Es ging darum, ob mit den handelnden Personen der Linkspartei im nordrhein-westfälischen Landtag eine soziale, ökologische und demokratische Reformpolitik für NRW verabredet und verlässlich umgesetzt werden kann. Und eine ganz wesentliche Voraussetzung ist nunmal, dass es ein Mindestmaß an gemeinsamem Demokratieverständnis gibt. Und daran gab es schon vor dem ersten Gespräch begründete Zweifel, weil gleich mehrere Führungskräfte der Linken gegenüber Journalisten deutlich gemacht hatten, dass sie auch heute noch die DDR nicht für ein Unrechtsregime halten, sondern für einen „legitimen Versuch, auf deutschem Boden eine Alternative zum Kapitalismus aufzubauen.“ Wer dann auch noch auf die Frage, ob auch die Stasi ein legitimer Versuch sei, erstmal nachdenken muss wie Frau Butterwegge oder mit der Gegenfrage antwortet, ob denn der Verfassungsschutz legitim sei, wie die Fraktionsvorsitzende Frau Beuermann, der sollte sich nicht wundern, dass man zumindest große Zweifel an der demokratischen Gesinnung der handelnden Personen hat.
Das Ergebnis des Sondierungsgesprächs vom 20. Mai war offensichtlich, dass diese Zweifel gegenüber den Mitgliedern der Verhandlungskommissionen von Grünen und SPD nicht nur nicht ausgeräumt werden konnten, sondern sich bei allen Beteiligten sogar noch weiter vertieft haben. Kein Wunder, wenn von der Linken sämtliche Fragen nach Unrecht in der DDR relativiert und Unrecht in der Bundesrepublik Deutschland gegenübergestellt wurden. In der Konsequenz heißt das doch, dass die Mitglieder der NRW-Linken offensichtlich nicht unterscheiden können zwischen systematischem staatlich organisiertem Unrecht in einer menschenverachtenden Diktatur und Ungerechtigkeiten in einem demokratischen Rechtsstaat. Und mit solchen Leuten sollen Bündnis 90/Die Grünen gemeinsam regieren? Die Partei, für die Menschenrechte unteilbar sind, die sich immer und überall für die Verfolgten in Diktaturen eingesetzt haben, egal ob es vermeintlich linke oder rechte Diktaturen waren? Die Partei, die ihre Identität gemeinsam mit den BürgerrechtlerInnen aus der ehemaligen DDR nach der Vereinigung neu definiert hat?
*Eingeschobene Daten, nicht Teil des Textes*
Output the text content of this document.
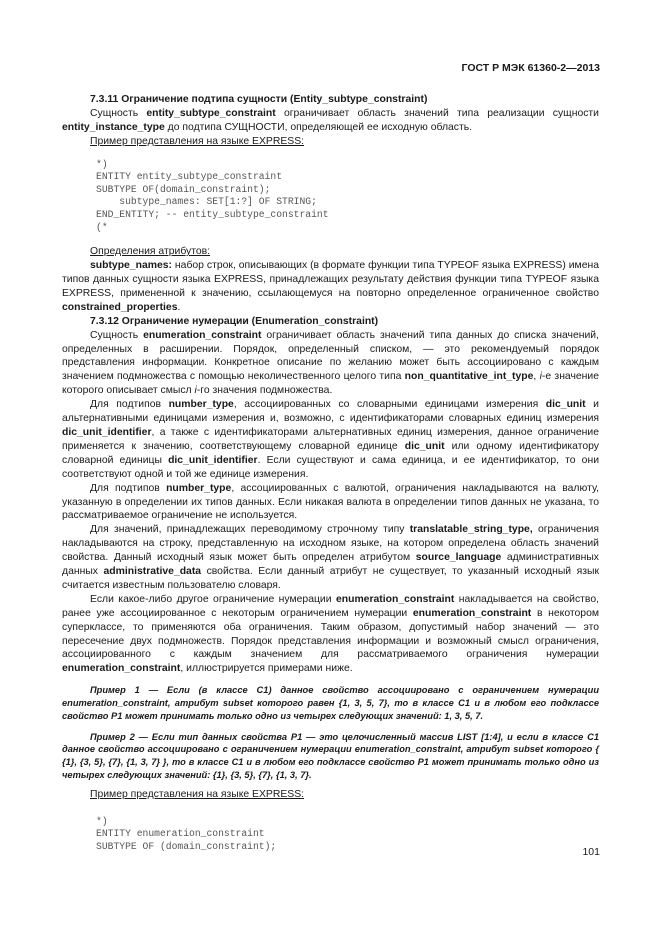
ГОСТ Р МЭК 61360-2—2013

7.3.11 Ограничение подтипа сущности (Entity_subtype_constraint)

Сущность entity_subtype_constraint ограничивает область значений типа реализации сущности entity_instance_type до подтипа СУЩНОСТИ, определяющей ее исходную область.

Пример представления на языке EXPRESS:

*)
ENTITY entity_subtype_constraint
SUBTYPE OF(domain_constraint);
subtype_names: SET[1:?] OF STRING;
END_ENTITY; -- entity_subtype_constraint
(*

Определения атрибутов:

subtype_names: набор строк, описывающих (в формате функции типа TYPEOF языка EXPRESS) имена типов данных сущности языка EXPRESS, принадлежащих результату действия функции типа TYPEOF языка EXPRESS, примененной к значению, ссылающемуся на повторно определенное ограниченное свойство constrained_properties.

7.3.12 Ограничение нумерации (Enumeration_constraint)

Сущность enumeration_constraint ограничивает область значений типа данных до списка значений, определенных в расширении. Порядок, определенный списком, — это рекомендуемый порядок представления информации. Конкретное описание по желанию может быть ассоциировано с каждым значением подмножества с помощью неколичественного целого типа non_quantitative_int_type, i-е значение которого описывает смысл i-го значения подмножества.

Для подтипов number_type, ассоциированных со словарными единицами измерения dic_unit и альтернативными единицами измерения и, возможно, с идентификаторами словарных единиц измерения dic_unit_identifier, а также с идентификаторами альтернативных единиц измерения, данное ограничение применяется к значению, соответствующему словарной единице dic_unit или одному идентификатору словарной единицы dic_unit_identifier. Если существуют и сама единица, и ее идентификатор, то они соответствуют одной и той же единице измерения.

Для подтипов number_type, ассоциированных с валютой, ограничения накладываются на валюту, указанную в определении их типов данных. Если никакая валюта в определении типов данных не указана, то рассматриваемое ограничение не используется.

Для значений, принадлежащих переводимому строчному типу translatable_string_type, ограничения накладываются на строку, представленную на исходном языке, на котором определена область значений свойства. Данный исходный язык может быть определен атрибутом source_language административных данных administrative_data свойства. Если данный атрибут не существует, то указанный исходный язык считается известным пользователю словаря.

Если какое-либо другое ограничение нумерации enumeration_constraint накладывается на свойство, ранее уже ассоциированное с некоторым ограничением нумерации enumeration_constraint в некотором суперклассе, то применяются оба ограничения. Таким образом, допустимый набор значений — это пересечение двух подмножеств. Порядок представления информации и возможный смысл ограничения, ассоциированного с каждым значением для рассматриваемого ограничения нумерации enumeration_constraint, иллюстрируется примерами ниже.

Пример 1 — Если (в классе С1) данное свойство ассоциировано с ограничением нумерации enumeration_constraint, атрибут subset которого равен {1, 3, 5, 7}, то в классе С1 и в любом его подклассе свойство Р1 может принимать только одно из четырех следующих значений: 1, 3, 5, 7.

Пример 2 — Если тип данных свойства Р1 — это целочисленный массив LIST [1:4], и если в классе С1 данное свойство ассоциировано с ограничением нумерации enumeration_constraint, атрибут subset которого { {1}, {3, 5}, {7}, {1, 3, 7} }, то в классе С1 и в любом его подклассе свойство Р1 может принимать только одно из четырех следующих значений: {1}, {3, 5}, {7}, {1, 3, 7}.

Пример представления на языке EXPRESS:

*)
ENTITY enumeration_constraint
SUBTYPE OF (domain_constraint);	101
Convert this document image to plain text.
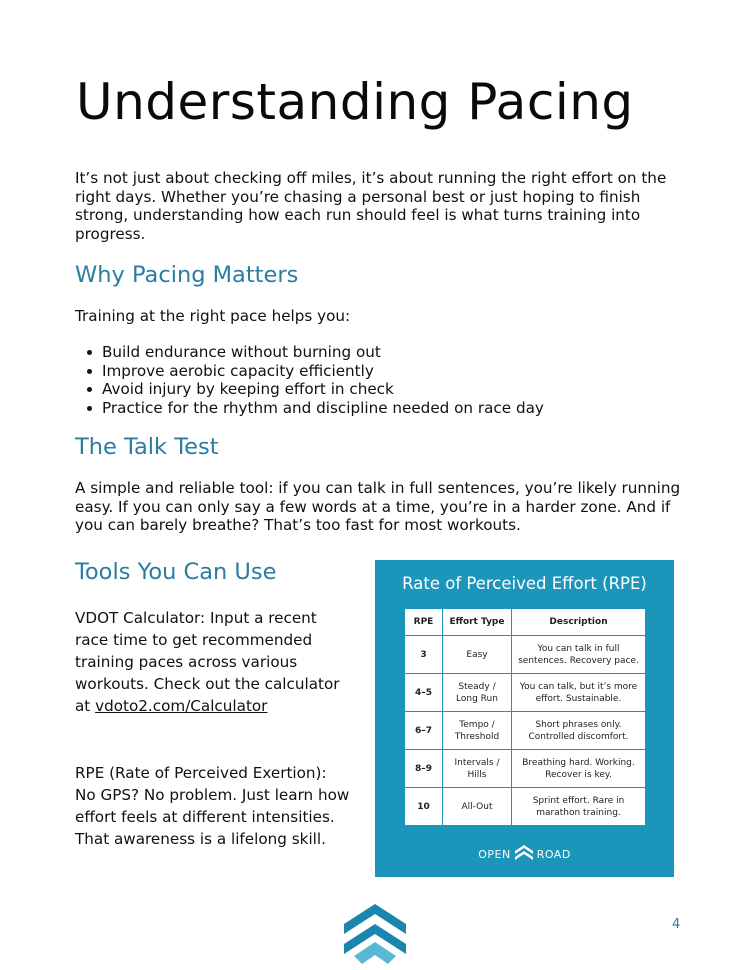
Understanding Pacing

It’s not just about checking off miles, it’s about running the right effort on the right days. Whether you’re chasing a personal best or just hoping to finish strong, understanding how each run should feel is what turns training into progress.

Why Pacing Matters

Training at the right pace helps you:

Build endurance without burning out
Improve aerobic capacity efficiently
Avoid injury by keeping effort in check
Practice for the rhythm and discipline needed on race day
The Talk Test

A simple and reliable tool: if you can talk in full sentences, you’re likely running easy. If you can only say a few words at a time, you’re in a harder zone. And if you can barely breathe? That’s too fast for most workouts.

Tools You Can Use

VDOT Calculator: Input a recent race time to get recommended training paces across various workouts. Check out the calculator at vdoto2.com/Calculator

RPE (Rate of Perceived Exertion): No GPS? No problem. Just learn how effort feels at different intensities. That awareness is a lifelong skill.

Rate of Perceived Effort (RPE)
RPE	Effort Type	Description
3	Easy	You can talk in full sentences. Recovery pace.
4–5	Steady / Long Run	You can talk, but it’s more effort. Sustainable.
6–7	Tempo / Threshold	Short phrases only. Controlled discomfort.
8–9	Intervals / Hills	Breathing hard. Working. Recover is key.
10	All-Out	Sprint effort. Rare in marathon training.
OPEN ROAD
4
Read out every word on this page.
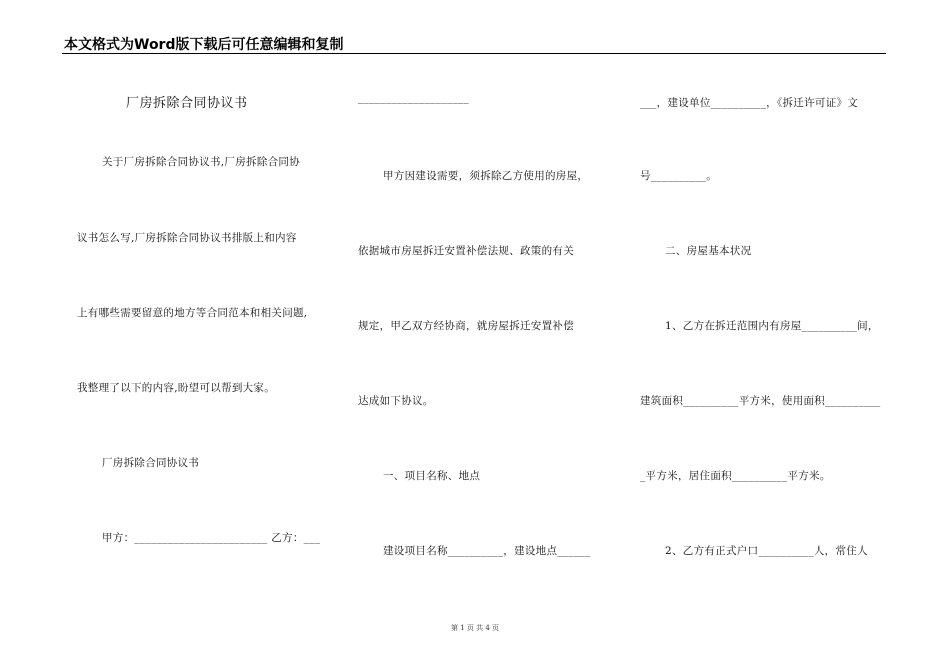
本文格式为Word版下载后可任意编辑和复制
厂房拆除合同协议书
关于厂房拆除合同协议书,厂房拆除合同协
议书怎么写,厂房拆除合同协议书排版上和内容
上有哪些需要留意的地方等合同范本和相关问题,
我整理了以下的内容,盼望可以帮到大家。
厂房拆除合同协议书
甲方：________________________ 乙方：___
____________________
甲方因建设需要，须拆除乙方使用的房屋，
依据城市房屋拆迁安置补偿法规、政策的有关
规定，甲乙双方经协商，就房屋拆迁安置补偿
达成如下协议。
一、项目名称、地点
建设项目名称__________，建设地点______
___，建设单位__________，《拆迁许可证》文
号__________。
二、房屋基本状况
1、乙方在拆迁范围内有房屋__________间，
建筑面积__________平方米，使用面积__________
_平方米，居住面积__________平方米。
2、乙方有正式户口__________人，常住人
第 1 页 共 4 页
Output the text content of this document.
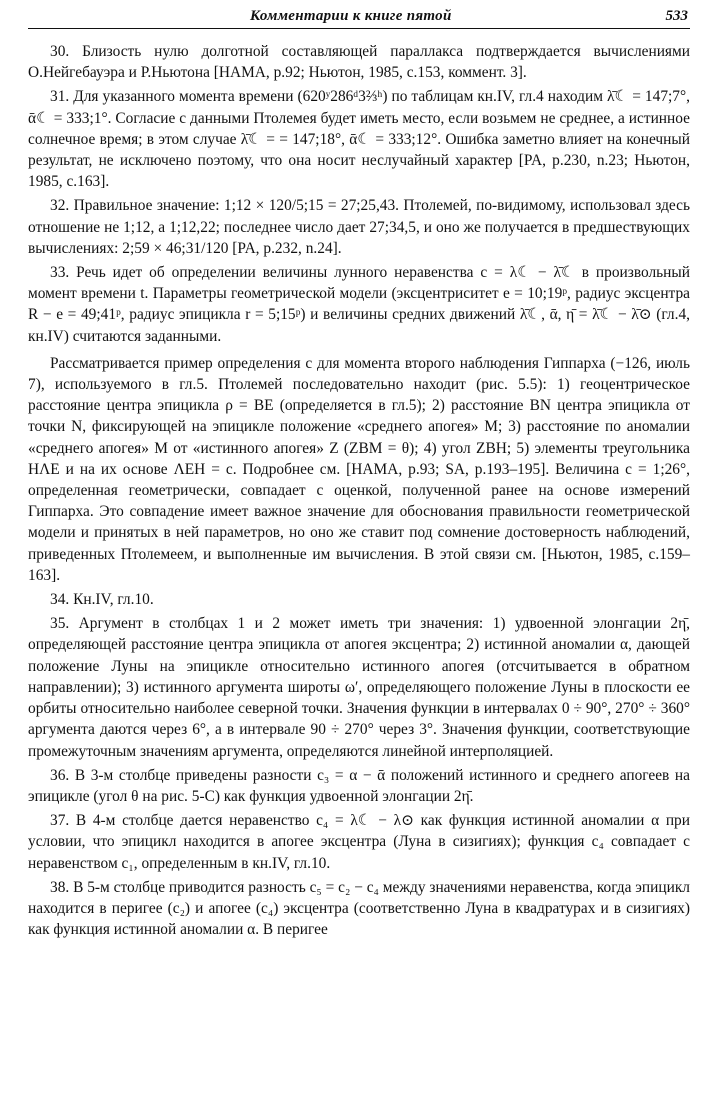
Комментарии к книге пятой	533

30. Близость нулю долготной составляющей параллакса подтверждается вычислениями О.Нейгебауэра и Р.Ньютона [HAMA, p.92; Ньютон, 1985, с.153, коммент. 3].

31. Для указанного момента времени (620ʸ286ᵈ3⅔ʰ) по таблицам кн.IV, гл.4 находим λ̄☾ = 147;7°, ᾱ☾ = 333;1°. Согласие с данными Птолемея будет иметь место, если возьмем не среднее, а истинное солнечное время; в этом случае λ̄☾ = = 147;18°, ᾱ☾ = 333;12°. Ошибка заметно влияет на конечный результат, не исключено поэтому, что она носит неслучайный характер [PA, p.230, n.23; Ньютон, 1985, с.163].

32. Правильное значение: 1;12 × 120/5;15 = 27;25,43. Птолемей, по-видимому, использовал здесь отношение не 1;12, а 1;12,22; последнее число дает 27;34,5, и оно же получается в предшествующих вычислениях: 2;59 × 46;31/120 [PA, p.232, n.24].

33. Речь идет об определении величины лунного неравенства c = λ☾ − λ̄☾ в произвольный момент времени t. Параметры геометрической модели (эксцентриситет e = 10;19ᵖ, радиус эксцентра R − e = 49;41ᵖ, радиус эпицикла r = 5;15ᵖ) и величины средних движений λ̄☾, ᾱ, η̄ = λ̄☾ − λ̄⊙ (гл.4, кн.IV) считаются заданными.

Рассматривается пример определения c для момента второго наблюдения Гиппарха (−126, июль 7), используемого в гл.5. Птолемей последовательно находит (рис. 5.5): 1) геоцентрическое расстояние центра эпицикла ρ = BE (определяется в гл.5); 2) расстояние BN центра эпицикла от точки N, фиксирующей на эпицикле положение «среднего апогея» M; 3) расстояние по аномалии «среднего апогея» M от «истинного апогея» Z (ZBM = θ); 4) угол ZBH; 5) элементы треугольника HΛE и на их основе ΛEH = c. Подробнее см. [HAMA, p.93; SA, p.193–195]. Величина c = 1;26°, определенная геометрически, совпадает с оценкой, полученной ранее на основе измерений Гиппарха. Это совпадение имеет важное значение для обоснования правильности геометрической модели и принятых в ней параметров, но оно же ставит под сомнение достоверность наблюдений, приведенных Птолемеем, и выполненные им вычисления. В этой связи см. [Ньютон, 1985, с.159–163].

34. Кн.IV, гл.10.

35. Аргумент в столбцах 1 и 2 может иметь три значения: 1) удвоенной элонгации 2η̄, определяющей расстояние центра эпицикла от апогея эксцентра; 2) истинной аномалии α, дающей положение Луны на эпицикле относительно истинного апогея (отсчитывается в обратном направлении); 3) истинного аргумента широты ω′, определяющего положение Луны в плоскости ее орбиты относительно наиболее северной точки. Значения функции в интервалах 0 ÷ 90°, 270° ÷ 360° аргумента даются через 6°, а в интервале 90 ÷ 270° через 3°. Значения функции, соответствующие промежуточным значениям аргумента, определяются линейной интерполяцией.

36. В 3-м столбце приведены разности c₃ = α − ᾱ положений истинного и среднего апогеев на эпицикле (угол θ на рис. 5-C) как функция удвоенной элонгации 2η̄.

37. В 4-м столбце дается неравенство c₄ = λ☾ − λ⊙ как функция истинной аномалии α при условии, что эпицикл находится в апогее эксцентра (Луна в сизигиях); функция c₄ совпадает с неравенством c₁, определенным в кн.IV, гл.10.

38. В 5-м столбце приводится разность c₅ = c₂ − c₄ между значениями неравенства, когда эпицикл находится в перигее (c₂) и апогее (c₄) эксцентра (соответственно Луна в квадратурах и в сизигиях) как функция истинной аномалии α. В перигее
Besser nicht, denn dann hätten wir einen Teil unserer eigenen Geschichte dementiert. Und wenn man schon in solch elementaren Demokratiefragen keine Ebene der Verständigung findet, wie soll es dann im täglichen Regierungshandeln werden? Eine solche Regierung hätte in meinen Augen keine wirkliche demokratische Legitimation und auch keine Erfolgschance gehabt. Und nach dem Scheitern wäre eine dann nachfolgende Landtagswahl für CDU und FDP ein Spaziergang zurück in die Regierung geworden. Deshalb war es gut, dass wir Grüne völlig unabhängig von der SPD die notwendigen Konsequenzen gezogen haben, auch wenn das jetzt bedeutet, dass wir als eigentliche Gewinner der Landtagswahl erneut in die Opposition müssen. Schade, aber es fehlt eben ein Mandat zur Mehrheit, und knapp daneben ist nun mal auch vorbei.